Steven Barnett
University of Westminster
Given its provenance, it was hardly surprising that announcement of a review into the sustainability of journalism was greeted with scepticism. Announced by the then Culture Secretary Matt Hancock on the back of his government’s unilateral cancellation of the second part of the Leveson Inquiry – and its refusal to implement key recommendations on press self-regulation from the first part – there was widespread suspicion about government motives and likely outcomes.
While suspicion about the announcement was justified, Dame Frances Cairncross – entrusted with conducting the review – cemented her reputation for independence and diligence with some carefully crafted final recommendations that, if taken seriously, would make an excellent start to resolving the growing and serious problem of journalism’s broken business model. This is particularly acute, as academics and practitioners have long been aware, at the local level.
Her two key proposals tackle revenue generation and revenue distribution. First, to encourage more investment, she recommended a new annual “innovation” fund of £10m, working closely with Google and Facebook on sustainable business approaches. There were also proposals for two forms of tax relief: removing VAT on digital subscriptions to harmonise the tax regime (hard copy is already exempt); and extending the charitable framework to non-profit publishers (originally recommended by the Lords Communications Committee in 2012, and currently being pursued by a small group of academics and non-profits).
But it’s the distribution proposal which lies at the heart of her Review and whose implementation would be truly radical: a new Institute for Public Interest News (IPIN) which would forge partnerships with publishers and platforms, distribute revenue, commission research and – by implication – would have to find ways of ensuring compliance with public interest journalism objectives.
Cairncross stressed the need for an IPIN governance framework that must be “carefully designed to ensure complete freedom from any obligations, political or commercial”, which of course was precisely the approach recommended by Leveson and through which the Press Recognition Panel was established to hold press regulators to account.
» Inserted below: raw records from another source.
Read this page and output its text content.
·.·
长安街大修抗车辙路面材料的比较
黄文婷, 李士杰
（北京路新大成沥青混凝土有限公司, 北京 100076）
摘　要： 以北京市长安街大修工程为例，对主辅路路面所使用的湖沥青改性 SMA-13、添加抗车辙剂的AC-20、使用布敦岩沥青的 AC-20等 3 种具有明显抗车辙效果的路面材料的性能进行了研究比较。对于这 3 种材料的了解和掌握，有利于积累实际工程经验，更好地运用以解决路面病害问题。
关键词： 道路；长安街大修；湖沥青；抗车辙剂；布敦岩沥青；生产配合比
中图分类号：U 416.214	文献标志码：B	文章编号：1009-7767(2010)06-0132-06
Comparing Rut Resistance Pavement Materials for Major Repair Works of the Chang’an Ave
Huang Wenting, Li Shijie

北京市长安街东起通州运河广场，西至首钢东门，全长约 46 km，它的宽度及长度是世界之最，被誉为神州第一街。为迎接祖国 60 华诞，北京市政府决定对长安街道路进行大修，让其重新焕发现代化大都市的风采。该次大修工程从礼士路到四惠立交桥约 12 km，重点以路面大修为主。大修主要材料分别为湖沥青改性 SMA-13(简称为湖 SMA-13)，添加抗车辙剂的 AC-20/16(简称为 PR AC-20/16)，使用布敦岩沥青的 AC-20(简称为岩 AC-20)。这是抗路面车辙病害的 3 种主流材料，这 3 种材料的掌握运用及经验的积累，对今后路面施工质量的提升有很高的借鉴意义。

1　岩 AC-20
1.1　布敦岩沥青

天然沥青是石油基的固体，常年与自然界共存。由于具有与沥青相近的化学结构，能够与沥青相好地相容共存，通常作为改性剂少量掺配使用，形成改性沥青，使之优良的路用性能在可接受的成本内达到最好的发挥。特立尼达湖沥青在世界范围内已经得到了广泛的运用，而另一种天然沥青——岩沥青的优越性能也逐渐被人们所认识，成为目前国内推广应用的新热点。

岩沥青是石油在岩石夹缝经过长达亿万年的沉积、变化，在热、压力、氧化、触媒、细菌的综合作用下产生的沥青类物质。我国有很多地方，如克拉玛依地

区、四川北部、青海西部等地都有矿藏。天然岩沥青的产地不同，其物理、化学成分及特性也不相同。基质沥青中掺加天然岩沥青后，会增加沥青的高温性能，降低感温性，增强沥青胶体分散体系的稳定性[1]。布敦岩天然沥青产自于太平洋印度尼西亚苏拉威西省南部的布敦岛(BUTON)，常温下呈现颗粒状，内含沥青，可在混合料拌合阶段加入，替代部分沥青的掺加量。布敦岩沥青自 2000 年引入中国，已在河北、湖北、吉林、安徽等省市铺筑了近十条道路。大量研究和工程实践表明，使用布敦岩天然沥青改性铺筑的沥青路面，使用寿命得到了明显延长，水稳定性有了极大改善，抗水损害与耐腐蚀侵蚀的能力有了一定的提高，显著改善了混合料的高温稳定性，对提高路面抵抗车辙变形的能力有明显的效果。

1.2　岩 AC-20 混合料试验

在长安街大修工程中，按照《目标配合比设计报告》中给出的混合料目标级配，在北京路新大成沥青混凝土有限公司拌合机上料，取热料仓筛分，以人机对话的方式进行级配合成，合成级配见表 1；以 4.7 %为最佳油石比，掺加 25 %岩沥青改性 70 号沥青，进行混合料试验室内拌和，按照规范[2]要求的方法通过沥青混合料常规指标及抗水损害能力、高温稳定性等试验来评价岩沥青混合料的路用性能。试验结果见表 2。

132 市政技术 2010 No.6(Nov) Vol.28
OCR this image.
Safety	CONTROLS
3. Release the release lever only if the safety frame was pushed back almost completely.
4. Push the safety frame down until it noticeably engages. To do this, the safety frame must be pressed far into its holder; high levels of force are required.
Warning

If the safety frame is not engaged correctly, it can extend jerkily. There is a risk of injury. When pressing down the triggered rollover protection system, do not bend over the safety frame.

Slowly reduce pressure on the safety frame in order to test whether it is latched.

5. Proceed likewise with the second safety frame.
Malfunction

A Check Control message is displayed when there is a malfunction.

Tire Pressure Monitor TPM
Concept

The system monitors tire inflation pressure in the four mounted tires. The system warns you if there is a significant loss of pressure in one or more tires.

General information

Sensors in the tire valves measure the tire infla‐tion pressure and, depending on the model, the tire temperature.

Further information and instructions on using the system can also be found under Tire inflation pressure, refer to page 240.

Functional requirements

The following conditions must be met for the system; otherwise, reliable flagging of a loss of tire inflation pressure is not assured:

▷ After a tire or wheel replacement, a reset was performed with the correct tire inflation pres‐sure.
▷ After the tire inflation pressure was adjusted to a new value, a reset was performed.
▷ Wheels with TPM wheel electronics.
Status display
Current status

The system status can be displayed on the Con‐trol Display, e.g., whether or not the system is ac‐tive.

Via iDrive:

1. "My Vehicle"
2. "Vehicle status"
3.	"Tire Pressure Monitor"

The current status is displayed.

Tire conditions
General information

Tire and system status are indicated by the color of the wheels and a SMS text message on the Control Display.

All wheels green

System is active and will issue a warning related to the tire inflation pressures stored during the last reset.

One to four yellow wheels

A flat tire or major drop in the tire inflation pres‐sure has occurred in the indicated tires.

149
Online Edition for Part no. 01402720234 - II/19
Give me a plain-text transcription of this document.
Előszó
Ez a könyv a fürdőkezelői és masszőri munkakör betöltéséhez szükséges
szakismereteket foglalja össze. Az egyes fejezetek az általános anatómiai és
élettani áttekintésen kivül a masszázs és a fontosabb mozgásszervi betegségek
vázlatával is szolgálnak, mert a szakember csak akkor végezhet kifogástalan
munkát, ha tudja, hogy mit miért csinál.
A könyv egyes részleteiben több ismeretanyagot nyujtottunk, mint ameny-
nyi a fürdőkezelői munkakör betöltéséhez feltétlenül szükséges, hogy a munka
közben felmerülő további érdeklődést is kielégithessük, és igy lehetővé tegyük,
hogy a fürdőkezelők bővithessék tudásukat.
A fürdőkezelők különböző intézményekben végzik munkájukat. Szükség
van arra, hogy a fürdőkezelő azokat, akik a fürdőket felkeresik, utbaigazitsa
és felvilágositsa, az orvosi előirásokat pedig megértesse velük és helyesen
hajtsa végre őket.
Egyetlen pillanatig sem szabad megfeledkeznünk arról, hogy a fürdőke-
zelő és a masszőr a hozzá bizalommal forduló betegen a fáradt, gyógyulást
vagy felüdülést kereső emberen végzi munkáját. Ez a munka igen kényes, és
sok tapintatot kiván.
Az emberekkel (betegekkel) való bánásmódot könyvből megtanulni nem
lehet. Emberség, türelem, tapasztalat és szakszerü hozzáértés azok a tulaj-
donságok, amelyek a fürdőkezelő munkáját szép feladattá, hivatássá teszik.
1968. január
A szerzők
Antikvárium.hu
In fact, Cairncross cited the PRP appointments process as a potential model for her Institute. All the ingredients are there for a genuinely ground-breaking response to the crisis in local journalism.
Unfortunately, the prognosis for action is not good, for two reasons. First, progress will depend on a government that is willing to face down a dinosaur press lobby which – most recently through its corporate lobbying umbrella group the News Media Association – has beaten UK governments into submission for decades. The NMA will not like the prospect either of public money going to potential competitors or – more significantly – the very idea of an independent scrutiny body responsible for interpreting and monitoring “public interest news”.
Second, even a weak government might be up for the fight under a determined and principled Prime Minister. Unfortunately, those are not adjectives immediately associated with Boris Johnson, whose indebtedness to the press includes both a largely uncritical coronation and £275,000 a year for his weekly Telegraph column.
It is one of the great ironies of the British media-politics nexus that, with a journalist running the country, imaginative and far-sighted proposals for reinvigoration journalism will almost certainly be binned.
Steven Barnett is currently specialist adviser to the Lords Communications Committee for its inquiry into streaming services and PSB.